Who Are The Beneficiaries?
The CBDT document mentions various benefits for those who are 60 years or older and have retired from service. These can be availed by individual taxpayers who have retired from both the government and the private sector. The new guide could be helpful for retirees who have received lump sum payments to save more on tax outgo.
Higher Exemption Limits
Senior citizens (aged 60–80): They receive a higher basic exemption limit of Rs 3 lakh. This amount stands at Rs 2.5 lakh for others.
Super senior citizens (Above 80): Those under this age group benefit from a higher limit of Rs 5 lakh.
Retirement Payouts
Gratuity: This is tax-free for retired employees for up to Rs 20 lakh under Section 10 (10) of the Income Tax Act, 1961. For government servants, this exemption applies to the full amount.
Commuted pension: This is tax-free under certain conditions mentioned under Section 10 (10A). While government employees receive full exemption, private sector individuals have to depend on gratuity. This means that only one-third of the commuted pension is tax-free if they have received gratuity. Otherwise, they get half of the amount exempted.
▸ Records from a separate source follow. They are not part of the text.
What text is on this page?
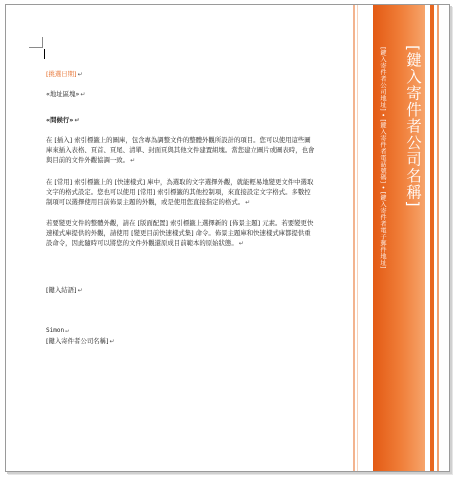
[挑選日期]↵
«地址區塊»↵
«問候行»↵
在 [插入] 索引標籤上的圖庫，包含專為調整文件的整體外觀所設計的項目。您可以使用這些圖
庫來插入表格、頁首、頁尾、清單、封面頁與其他文件建置組塊。當您建立圖片或圖表時，也會
與目前的文件外觀協調一致。↵
在 [常用] 索引標籤上的 [快速樣式] 庫中，為選取的文字選擇外觀，就能輕易地變更文件中選取
文字的格式設定。您也可以使用 [常用] 索引標籤的其他控制項，來直接設定文字格式。多數控
制項可以選擇使用目前佈景主題的外觀，或是使用您直接指定的格式。↵
若要變更文件的整體外觀，請在 [版面配置] 索引標籤上選擇新的 [佈景主題] 元素。若要變更快
速樣式庫提供的外觀，請使用 [變更目前快速樣式集] 命令。佈景主題庫和快速樣式庫都提供重
設命令，因此隨時可以將您的文件外觀還原成目前範本的原始狀態。↵
[鍵入結語]↵
Simon↵
[鍵入寄件者公司名稱]↵
[鍵入寄件者公司名稱]
[鍵入寄件者公司地址] • [鍵入寄件者電話號碼] • [鍵入寄件者電子郵件地址]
Provident Fund: Amount received from PPF and Statutory Provident Fund is exempted from tax.
Leave encashment: This is exempted up to certain limits under Section 10 (10AA) for non-government employees. Government servants are fully exempt from this.
Standard Deduction And Other Claims
Although a monthly pension is taxed as income from salary, pensioners are allowed to get the benefit of a standard deduction of Rs 50,000 under Section 16(ia).
Also, up to Rs 50,000 deduction is available under Section 80D for health insurance premiums that have been paid for self or spouse.
They even get up to Rs 1 lakh deduction under Section 80DDB to cover medical expenses for treatment of specific diseases, such as cancer, kidney failure, and others.
Interest earned from banks, post office, or others up to Rs 50,000 remains exempt under Section 80TTB.